The Ministry of Health explained how attitudes towards antibiotics changed during the pandemic
Photo is illustrative in nature. From open sources.

As data on the treatment of covid-19 was updated, the procedure for prescribing antibiotics changed , Vladimir Chulanov, chief freelance specialist of the Russian Ministry of HEALTH for infectious diseases, told RBC.

He said that from January 2020 to October 2023, the department issued 18 versions of treatment recommendations. According to Chulanov, initially the use of antibiotics was quite widespread both in RUSSIA and abroad, but already in June 2020, criteria for prescribing antibacterial therapy were prescribed - “exclusively for signs of a bacterial infection.”

“In accordance with these criteria, antibiotics could be prescribed by a DOCTOR at the outpatient or inpatient stage of treatment,” Chulanov explained.

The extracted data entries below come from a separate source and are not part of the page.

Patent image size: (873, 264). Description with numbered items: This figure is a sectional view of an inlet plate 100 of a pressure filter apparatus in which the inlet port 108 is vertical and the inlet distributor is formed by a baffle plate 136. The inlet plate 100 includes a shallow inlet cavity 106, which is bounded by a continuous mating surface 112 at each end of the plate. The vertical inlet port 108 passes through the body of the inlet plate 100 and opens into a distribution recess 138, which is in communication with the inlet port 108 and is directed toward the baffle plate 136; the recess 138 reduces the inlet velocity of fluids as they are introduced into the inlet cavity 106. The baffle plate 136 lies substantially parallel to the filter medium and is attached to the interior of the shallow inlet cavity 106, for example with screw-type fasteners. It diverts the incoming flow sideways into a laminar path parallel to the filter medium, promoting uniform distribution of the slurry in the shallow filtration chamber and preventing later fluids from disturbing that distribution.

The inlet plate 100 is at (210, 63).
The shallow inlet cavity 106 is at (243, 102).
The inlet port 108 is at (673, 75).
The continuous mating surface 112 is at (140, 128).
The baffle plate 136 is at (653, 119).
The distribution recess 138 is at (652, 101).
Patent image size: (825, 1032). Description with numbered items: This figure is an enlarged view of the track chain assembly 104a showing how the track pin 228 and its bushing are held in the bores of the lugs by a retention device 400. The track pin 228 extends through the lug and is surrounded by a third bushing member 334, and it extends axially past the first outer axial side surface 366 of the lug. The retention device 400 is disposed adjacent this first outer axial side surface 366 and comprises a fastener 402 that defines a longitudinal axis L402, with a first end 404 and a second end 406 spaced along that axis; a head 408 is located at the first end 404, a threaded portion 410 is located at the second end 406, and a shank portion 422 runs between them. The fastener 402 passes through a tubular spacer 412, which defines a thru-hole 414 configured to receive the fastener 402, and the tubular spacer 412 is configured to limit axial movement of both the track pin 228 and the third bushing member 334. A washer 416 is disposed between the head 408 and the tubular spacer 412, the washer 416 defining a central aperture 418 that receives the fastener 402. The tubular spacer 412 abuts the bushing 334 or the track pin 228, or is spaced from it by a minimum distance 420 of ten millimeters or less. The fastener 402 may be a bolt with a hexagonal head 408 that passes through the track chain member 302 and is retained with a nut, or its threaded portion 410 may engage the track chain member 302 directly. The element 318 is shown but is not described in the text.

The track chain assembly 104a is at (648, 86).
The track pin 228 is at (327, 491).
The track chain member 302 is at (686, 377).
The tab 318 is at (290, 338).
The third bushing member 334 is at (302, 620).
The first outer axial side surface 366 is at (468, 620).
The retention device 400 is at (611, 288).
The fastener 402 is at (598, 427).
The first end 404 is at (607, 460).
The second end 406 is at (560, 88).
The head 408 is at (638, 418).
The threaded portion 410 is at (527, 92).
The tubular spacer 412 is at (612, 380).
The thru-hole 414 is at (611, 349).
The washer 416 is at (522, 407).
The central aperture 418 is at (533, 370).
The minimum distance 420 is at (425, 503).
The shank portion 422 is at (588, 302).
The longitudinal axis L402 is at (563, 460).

He noted that patients often “succumbed to panic” and began taking antibiotics unnecessarily.

Previously, experts from the World Health Organization reported that in the treatment of COVID-19, patients around the world abused antibiotics: about 75% of patients took such drugs “just in case,” although only 8% had a need to take them.

At the beginning of the pandemic, the chief freelance microbiologist of the Russian Ministry of Health, Professor Roman Kozlov, warned that antibiotics do not prevent infection with CORONAVIRUS, and their treatment not prescribed by a doctor poses a threat that microorganisms will become resistant to such drugs.